Es waren einmal die Märchen! Und es waren einmal die Frösche, die schon immer für Ärger und Spaß gut waren. Niemand vermag das Märchen um den Froschkönig wirklich richtig zu analysieren, aber … Was wäre, wenn ein Frosch, vom Gedanken beseelt, der Mensch sei tatsächlich die Krone der Schöpfung, sich genau aus diesem Grunde wünschen würde, ein Mensch zu werden?
Das Thema kommt genau wieder zur richtigen Zeit, stehen doch bereits die nächsten Frösche in den Startlöchern, um die kommende Weihnachtszeit zu versüßen. Disney hingegen geht in seinem klassisch gezeichneten Trickfilmabenteuer Küss den Frosch den umgekehrten Weg. Hier ist es der Frosch Garulfo, der an seinem kleinen Flüsschen die Menschen anschmachtet und sich mit seinem Erpelfreund Fulbert über philosophische Gedanken ergeht. Ab und an wird Garulfo von einem verwirrten Unkerich ebenfalls angeschmachtet, was den Froschmann ziemlich erbost.

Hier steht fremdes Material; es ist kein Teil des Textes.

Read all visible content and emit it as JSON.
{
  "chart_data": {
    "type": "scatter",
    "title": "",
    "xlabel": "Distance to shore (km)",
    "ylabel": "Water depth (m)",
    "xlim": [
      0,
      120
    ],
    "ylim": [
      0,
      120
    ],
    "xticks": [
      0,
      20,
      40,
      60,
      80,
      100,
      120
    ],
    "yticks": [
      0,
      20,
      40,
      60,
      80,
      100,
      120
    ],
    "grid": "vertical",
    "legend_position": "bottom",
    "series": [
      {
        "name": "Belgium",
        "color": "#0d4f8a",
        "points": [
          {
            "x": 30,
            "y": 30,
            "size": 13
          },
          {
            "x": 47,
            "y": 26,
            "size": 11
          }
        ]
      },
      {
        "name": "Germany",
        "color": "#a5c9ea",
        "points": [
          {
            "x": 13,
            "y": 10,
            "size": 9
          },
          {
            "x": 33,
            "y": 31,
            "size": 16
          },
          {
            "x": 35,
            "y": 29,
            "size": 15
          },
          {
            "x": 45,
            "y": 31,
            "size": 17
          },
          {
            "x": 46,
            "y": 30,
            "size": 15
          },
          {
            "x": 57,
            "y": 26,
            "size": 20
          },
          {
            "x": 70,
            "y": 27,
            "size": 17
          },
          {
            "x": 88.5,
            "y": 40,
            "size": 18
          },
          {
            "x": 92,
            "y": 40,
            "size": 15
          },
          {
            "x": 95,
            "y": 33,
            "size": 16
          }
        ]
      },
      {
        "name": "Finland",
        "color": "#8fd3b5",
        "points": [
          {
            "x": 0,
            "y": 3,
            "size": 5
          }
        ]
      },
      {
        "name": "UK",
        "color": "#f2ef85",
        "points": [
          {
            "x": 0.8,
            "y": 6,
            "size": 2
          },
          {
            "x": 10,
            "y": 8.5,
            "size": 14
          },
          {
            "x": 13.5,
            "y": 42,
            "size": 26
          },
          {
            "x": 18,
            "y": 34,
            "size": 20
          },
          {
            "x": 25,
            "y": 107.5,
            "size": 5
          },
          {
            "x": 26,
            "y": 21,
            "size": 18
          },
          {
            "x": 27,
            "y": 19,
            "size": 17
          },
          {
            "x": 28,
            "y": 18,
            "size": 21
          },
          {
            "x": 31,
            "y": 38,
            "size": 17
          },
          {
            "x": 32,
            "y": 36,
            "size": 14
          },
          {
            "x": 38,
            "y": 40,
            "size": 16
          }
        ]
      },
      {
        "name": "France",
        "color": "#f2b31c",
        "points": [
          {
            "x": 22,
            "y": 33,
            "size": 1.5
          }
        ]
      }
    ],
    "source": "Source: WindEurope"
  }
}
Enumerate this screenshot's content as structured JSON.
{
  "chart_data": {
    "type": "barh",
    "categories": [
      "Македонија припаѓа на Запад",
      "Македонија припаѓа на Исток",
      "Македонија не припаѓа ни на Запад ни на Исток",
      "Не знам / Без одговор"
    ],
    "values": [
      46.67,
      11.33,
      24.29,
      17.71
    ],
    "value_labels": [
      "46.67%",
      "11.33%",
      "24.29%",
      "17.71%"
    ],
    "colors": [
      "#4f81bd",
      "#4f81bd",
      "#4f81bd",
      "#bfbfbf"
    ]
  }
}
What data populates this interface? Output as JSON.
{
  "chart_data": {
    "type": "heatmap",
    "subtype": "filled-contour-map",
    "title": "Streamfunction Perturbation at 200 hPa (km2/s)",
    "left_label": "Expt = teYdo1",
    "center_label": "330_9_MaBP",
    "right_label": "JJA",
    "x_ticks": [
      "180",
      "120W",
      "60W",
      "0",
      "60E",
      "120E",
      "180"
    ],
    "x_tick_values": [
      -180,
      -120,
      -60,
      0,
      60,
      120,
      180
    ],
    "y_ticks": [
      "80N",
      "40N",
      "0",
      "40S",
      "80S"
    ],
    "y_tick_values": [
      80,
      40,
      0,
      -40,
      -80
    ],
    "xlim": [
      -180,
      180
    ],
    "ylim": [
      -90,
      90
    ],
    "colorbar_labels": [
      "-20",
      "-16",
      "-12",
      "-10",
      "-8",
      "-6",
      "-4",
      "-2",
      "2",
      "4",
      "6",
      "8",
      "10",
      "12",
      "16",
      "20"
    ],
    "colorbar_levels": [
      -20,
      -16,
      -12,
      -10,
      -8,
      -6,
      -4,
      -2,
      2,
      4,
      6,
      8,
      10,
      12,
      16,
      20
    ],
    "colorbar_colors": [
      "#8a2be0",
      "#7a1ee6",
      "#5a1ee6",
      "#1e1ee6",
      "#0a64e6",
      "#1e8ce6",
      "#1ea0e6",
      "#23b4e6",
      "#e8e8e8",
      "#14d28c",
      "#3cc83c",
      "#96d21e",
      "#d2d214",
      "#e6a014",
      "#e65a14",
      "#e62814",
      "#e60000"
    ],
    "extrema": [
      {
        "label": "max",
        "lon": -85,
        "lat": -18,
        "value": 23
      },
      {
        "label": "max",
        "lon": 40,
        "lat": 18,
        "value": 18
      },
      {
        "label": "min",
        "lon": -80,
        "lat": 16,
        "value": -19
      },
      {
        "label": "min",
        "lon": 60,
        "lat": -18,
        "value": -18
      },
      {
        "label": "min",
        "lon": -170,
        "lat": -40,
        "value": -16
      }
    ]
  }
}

Das Froschleben verläuft so weit so gemächlich.
Jedenfalls nur so lange, bis Alain Ayroles Garulfos Wunsch erfüllt und einen Menschen aus ihm macht. Gab es zuvor bereits viel Humor, explodiert nun die Lachbombe, jagen viele kleinere Schmunzelraketen hoch. Die Naivität, mit der Garulfo sein Menschsein angeht, fördert Lacher, erregt manchmal Mitleid und letztlich ist Garulfo menschlicher als alle anderen. Die gute Fee, die in Wahrheit eine Hexe ist, lässt Garulfo ins offene Messer laufen. Natürlich weiß sie um die Niedertracht der Menschen und deren Hang zur Zwietracht. Und zu Irrtümern wie auch zum Hang, das eine oder andere zu vergessen, vornehmlich das, was einmal für Schwierigkeiten sorgen könnte.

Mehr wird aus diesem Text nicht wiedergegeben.